If you are rooted in Christ, then you will grow in him. You will draw constantly on his sustaining power.
A city dweller moved to the country and bought a milk cow. Soon, however, the cow went dry. He complained to a neighboring farmer, "I just don't understand it. I was as kind and considerate to that cow as I knew how to be. If I didn't need any milk, I didn't milk her. If I needed only a quart, I took only a quart."
The neighbor tried to explain that the only way to keep milk flowing is not to take as little as possible, but to take as much as possible. That is also true of your life in Christ. The only way to grow in Christ is to receive from him all he has to give.
In a third metaphor Paul calls you to be "built up" in Christ. In the ancient manuscripts the words "built up" and "established" are present passive participles which indicates a continual process. Every Christian is in a building program that is never finished. We are all Christians under construction. Some of the ugly scaffolding may be in place and dangerous wiring may be exposed, but thank God he is not finished with us yet!
Whether you are a colonial mansion or a pup tent for Christ, there are two things that can be said about you if you are "built up in him:" your foundations are firm and you are filled with thanksgiving.
Your firm foundations are laid in the faith "as you have been taught." That's why Sunday Church School, Bible Study Classes, and personal study is so important. You are laying a foundation for your faith. The wise person builds in fair weather to be ready for foul. (See Matthew 7:24-27.) Don't wait for the storms of sickness, death and failure to break upon you before you have laid your foundations.

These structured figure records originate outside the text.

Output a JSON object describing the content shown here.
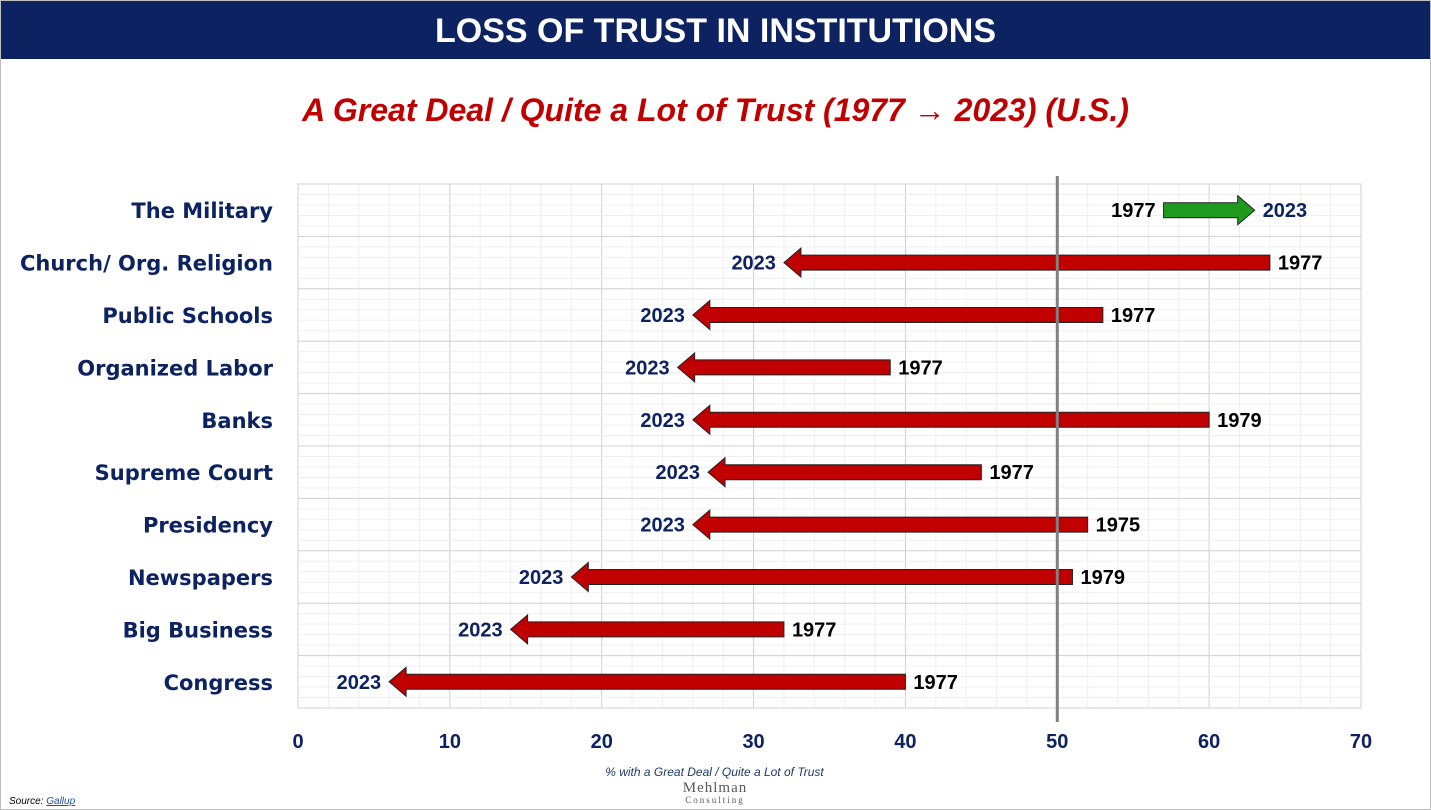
{
  "header": {
    "title": "LOSS OF TRUST IN INSTITUTIONS"
  },
  "subtitle": "A Great Deal / Quite a Lot of Trust (1977 → 2023) (U.S.)",
  "source": {
    "label": "Source:",
    "link": "Gallup"
  },
  "logo": {
    "line1": "Mehlman",
    "line2": "Consulting"
  },
  "colors": {
    "header_bg": "#0d2261",
    "decline": "#c00000",
    "increase": "#1e9a1e",
    "label": "#0d2261",
    "reference_line": "#808080"
  },
  "chart_data": {
    "type": "arrow-dumbbell",
    "title": "A Great Deal / Quite a Lot of Trust (1977 → 2023) (U.S.)",
    "xlabel": "% with a Great Deal / Quite a Lot of Trust",
    "xlim": [
      0,
      70
    ],
    "xticks": [
      0,
      10,
      20,
      30,
      40,
      50,
      60,
      70
    ],
    "reference_x": 50,
    "grid": true,
    "rows": [
      {
        "name": "The Military",
        "start": 57,
        "start_year": "1977",
        "end": 63,
        "end_year": "2023"
      },
      {
        "name": "Church/ Org. Religion",
        "start": 64,
        "start_year": "1977",
        "end": 32,
        "end_year": "2023"
      },
      {
        "name": "Public Schools",
        "start": 53,
        "start_year": "1977",
        "end": 26,
        "end_year": "2023"
      },
      {
        "name": "Organized Labor",
        "start": 39,
        "start_year": "1977",
        "end": 25,
        "end_year": "2023"
      },
      {
        "name": "Banks",
        "start": 60,
        "start_year": "1979",
        "end": 26,
        "end_year": "2023"
      },
      {
        "name": "Supreme Court",
        "start": 45,
        "start_year": "1977",
        "end": 27,
        "end_year": "2023"
      },
      {
        "name": "Presidency",
        "start": 52,
        "start_year": "1975",
        "end": 26,
        "end_year": "2023"
      },
      {
        "name": "Newspapers",
        "start": 51,
        "start_year": "1979",
        "end": 18,
        "end_year": "2023"
      },
      {
        "name": "Big Business",
        "start": 32,
        "start_year": "1977",
        "end": 14,
        "end_year": "2023"
      },
      {
        "name": "Congress",
        "start": 40,
        "start_year": "1977",
        "end": 6,
        "end_year": "2023"
      }
    ]
  }
}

"The faith" in which you are established is the truths you believe (1 Timothy 4:6), preach (Galatians 1:23), contend for (Jude 3), and never give up (1 Timothy 4:1). Jesus Christ is the "chief cornerstone" of your foundation (Eph. 2:20). You must begin your foundation with him and fit everything else you believe in line with him. If you begin with something else as the cornerstone and try to fit Christ into some vacant hole, your foundation will be as "wacky" as a house of cards.
On the plains of western Kansas I heard farmers joking about the difference between agriculture and farming. "They are the same," they said, "except farming is doing it."

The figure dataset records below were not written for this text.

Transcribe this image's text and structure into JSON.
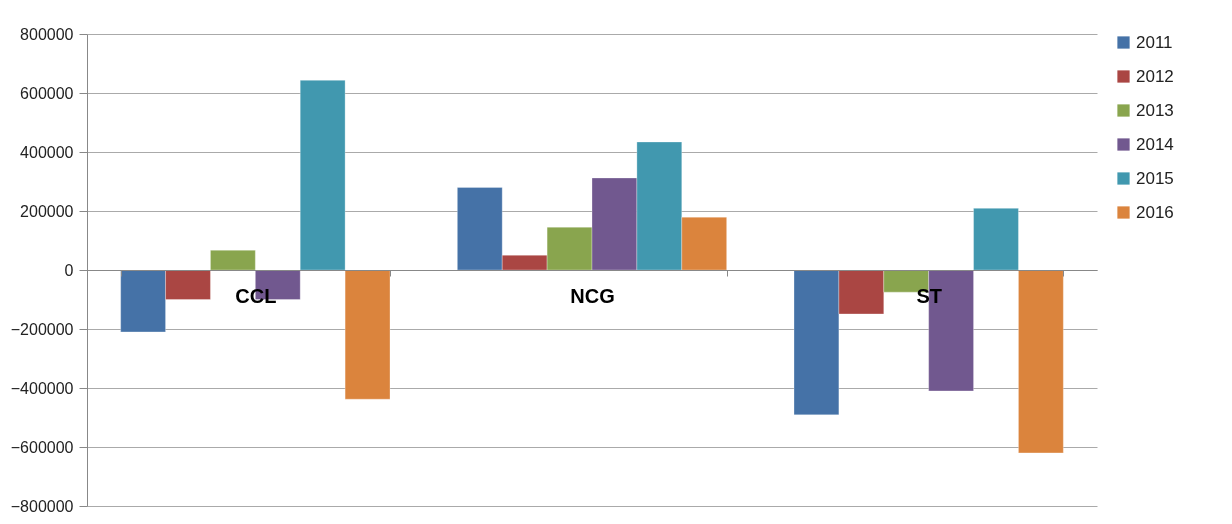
{
  "chart_data": {
    "type": "bar",
    "categories": [
      "CCL",
      "NCG",
      "ST"
    ],
    "series": [
      {
        "name": "2011",
        "color": "#4572a7",
        "values": [
          -210000,
          280000,
          -491000
        ]
      },
      {
        "name": "2012",
        "color": "#aa4643",
        "values": [
          -100000,
          50000,
          -149000
        ]
      },
      {
        "name": "2013",
        "color": "#89a54e",
        "values": [
          67000,
          145000,
          -75000
        ]
      },
      {
        "name": "2014",
        "color": "#71588f",
        "values": [
          -100000,
          312000,
          -410000
        ]
      },
      {
        "name": "2015",
        "color": "#4198af",
        "values": [
          643000,
          434000,
          209000
        ]
      },
      {
        "name": "2016",
        "color": "#db843d",
        "values": [
          -438000,
          179000,
          -620000
        ]
      }
    ],
    "ylim": [
      -800000,
      800000
    ],
    "yticks": [
      -800000,
      -600000,
      -400000,
      -200000,
      0,
      200000,
      400000,
      600000,
      800000
    ],
    "grid": "y",
    "legend": "right"
  }
}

What's the difference between theology and thanksgiving? They are the same, except thanksgiving is doing it. Those who are walking in Christ, are rooted in Christ and built up in Christ "abound in thanksgiving."
I like to be around thankful people, don't you? And I think I know why. If they are down, they never despair; if they are up, they are never proud. They are always thankful because they look at life as a gift.
Accepting life as a gift means you can't grumble when it is bad, or brag when it is good. To grumble because you have less of this world's goods is to regard them as a right instead of a gift and thus to insult the Giver. To boast because you have more of this world's goods is to deny that everything you have is an unmerited favor. "Who made you superior to others?" Paul asks. "Didn't God give you everything you have? Well, then, how can you boast, as if what you have were not a gift?" (1 Corinthians 4:7)
Unlike the agnostic, the Christian knows whom to thank when he or she feels profoundly grateful. One of the sure signs of apostasy is failure to thank God (Romans 1:21). An ungrateful person is like a pig under a tree eating acorns, but never looking up to see where they come from.
Since you have received Christ Jesus the Lord, grow in your walk in him, rooted and built up in him, established in your faith and overflowing with thanksgiving. That's the life!